Betrachten wir die Verteilung der Kräfte nach diesem jüngsten ideologischen Gefecht. Ganz rechts: McCarthy, Steve Scalise, Richard Hudson, Gary Palmer, Elise Stefanik – alle haben gegen die Bestätigung der Ergebnisse der Präsidentschaftswahlen 2020 gestimmt und bekleiden nun Führungspositionen. Ganz, ganz rechts: Gaetz und seine Mitstreiter (außerhalb des Zeltes, aber keineswegs weit von den Hebeln der Macht entfernt) – aber auch Jim Jordan und Marjorie Taylor Greene (jetzt sehr viel im Zelt). In der Mitte die Demokraten, angeführt von Jeffries, der erzählte Der Atlantik, „Es wird nie einen Moment geben, in dem ich vor dem hartlinken demokratischen Sozialismus die Knie beuge.“ Und die Linke? Vermisst.
Kein Wunder, dass das ganze Spektakel Kshama Sawant verließ wahnsinnig kämpfen: Progressive Kongressabgeordnete haben es versäumt, sich gegen das Partei-Establishment zu behaupten oder, wie sie es ausdrückte, „KEINE Gewinne für die arbeitende Bevölkerung zu erringen“. Die Stadträtin von Seattle ist nicht die einzige. Zuzusehen, wie Ted Cruz und Josh Hawley mit Bernie Sanders wegen bezahltem Krankenstand für Eisenbahner zusammenarbeiteten – eine Maßnahme, die es irgendwie nicht schaffte, die Demokraten im Senat zu einigen oder die Unterstützung des „gewerkschaftlichsten Präsidenten“ (oder seines Verkehrsministers) zu gewinnen – war genau das Richtige neueste in einer Reihe von ärgerlichen progressiven Fummeln. Damals, als die Demokraten im Repräsentantenhaus die Mehrheit hatten, konnte die Partei immer noch keine Schuldenerleichterung für Studenten, Stimmrechte, eine Bundesgarantie für das Recht auf Abtreibung, eine öffentliche Option auf Gesundheitsversorgung oder eine Reaktion des Bundes auf die Krise bei bezahlbarem Wohnraum oder auf die Republikanische Angriffe auf die öffentliche Bildung. „Eine Organisation, die nicht auf Prinzipien basiert, ist bedeutungslos“, bemerkte Lenin, dessen republikanische Anhänger gerade gezeigt haben, dass es keine Entschuldigung für ein Scheitern ist, in der Minderheit zu sein – oder sogar in einer Minderheit der Minderheit.
Ein kleiner erster Schritt für Progressive wäre es, die Einheit der Partei zur Verteidigung von Ilhan Omar und anderen Demokraten zu fordern, denen McCarthy gedroht hat, sie aus den Komitees des Repräsentantenhauses zu entfernen. Eine andere wäre, dem DCCC, Sonderinteressen wie AIPAC und externen Dark-Money-Gruppen zu verbieten, sich in demokratische Vorwahlen einzumischen, um progressive Herausforderer zu entgleisen.

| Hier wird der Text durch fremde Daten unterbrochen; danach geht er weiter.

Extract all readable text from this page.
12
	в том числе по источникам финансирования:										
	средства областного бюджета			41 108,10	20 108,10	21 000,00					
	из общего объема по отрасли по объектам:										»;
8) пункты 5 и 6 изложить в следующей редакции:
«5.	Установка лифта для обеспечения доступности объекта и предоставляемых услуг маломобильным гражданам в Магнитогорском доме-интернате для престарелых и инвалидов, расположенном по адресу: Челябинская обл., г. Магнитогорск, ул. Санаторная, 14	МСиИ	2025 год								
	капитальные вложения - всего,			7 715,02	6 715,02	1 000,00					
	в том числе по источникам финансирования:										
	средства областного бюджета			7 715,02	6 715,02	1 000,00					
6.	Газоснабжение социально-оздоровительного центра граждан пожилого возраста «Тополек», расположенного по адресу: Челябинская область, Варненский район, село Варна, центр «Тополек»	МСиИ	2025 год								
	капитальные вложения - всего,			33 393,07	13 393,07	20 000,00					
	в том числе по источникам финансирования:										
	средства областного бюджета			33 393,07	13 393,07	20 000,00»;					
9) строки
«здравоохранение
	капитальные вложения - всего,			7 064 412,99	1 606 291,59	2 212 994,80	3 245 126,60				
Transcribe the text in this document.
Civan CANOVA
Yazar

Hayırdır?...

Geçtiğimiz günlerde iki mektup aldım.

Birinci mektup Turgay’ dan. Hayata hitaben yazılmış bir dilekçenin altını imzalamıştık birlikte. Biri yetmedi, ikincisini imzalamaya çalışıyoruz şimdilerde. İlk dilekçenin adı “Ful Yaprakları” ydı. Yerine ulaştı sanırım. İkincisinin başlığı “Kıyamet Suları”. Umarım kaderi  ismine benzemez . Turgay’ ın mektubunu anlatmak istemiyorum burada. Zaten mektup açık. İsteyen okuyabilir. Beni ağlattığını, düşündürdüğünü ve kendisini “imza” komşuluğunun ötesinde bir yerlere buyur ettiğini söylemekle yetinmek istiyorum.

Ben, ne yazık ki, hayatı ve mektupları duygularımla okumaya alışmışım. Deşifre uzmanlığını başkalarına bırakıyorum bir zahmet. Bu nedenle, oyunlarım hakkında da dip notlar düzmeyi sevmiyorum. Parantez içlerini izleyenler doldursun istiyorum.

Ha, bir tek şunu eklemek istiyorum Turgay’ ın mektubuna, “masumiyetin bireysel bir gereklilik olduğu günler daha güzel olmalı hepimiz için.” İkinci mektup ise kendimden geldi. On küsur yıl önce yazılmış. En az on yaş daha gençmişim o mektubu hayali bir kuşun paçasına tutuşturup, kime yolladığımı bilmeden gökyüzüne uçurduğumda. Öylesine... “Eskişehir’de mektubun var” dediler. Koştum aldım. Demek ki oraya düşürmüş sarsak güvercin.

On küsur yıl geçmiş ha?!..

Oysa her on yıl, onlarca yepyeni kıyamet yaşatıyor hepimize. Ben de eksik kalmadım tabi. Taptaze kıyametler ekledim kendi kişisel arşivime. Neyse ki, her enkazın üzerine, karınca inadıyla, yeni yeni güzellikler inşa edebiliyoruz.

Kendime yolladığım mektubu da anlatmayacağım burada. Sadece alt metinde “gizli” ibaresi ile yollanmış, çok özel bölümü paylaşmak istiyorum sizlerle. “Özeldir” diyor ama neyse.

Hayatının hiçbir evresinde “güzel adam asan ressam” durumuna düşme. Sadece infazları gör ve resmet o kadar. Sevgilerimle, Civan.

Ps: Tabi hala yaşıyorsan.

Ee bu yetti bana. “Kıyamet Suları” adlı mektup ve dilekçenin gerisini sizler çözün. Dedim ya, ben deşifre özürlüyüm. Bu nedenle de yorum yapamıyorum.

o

Wenn Kongressprogressive jedoch ernst genommen werden wollen, als mehr als nur eine jubelnde Sektion, müssen sie sich so organisieren, dass sie aufhören, als zentristischer Fußabtreter zu dienen – und bereit sein, der Parteiführung viel prinzipientreueren Widerstand zu leisten. Was bedeuten könnte, das Textblatt zu „Kumbaya“ aus der Hand zu legen und ihren Lenin aufzupolieren.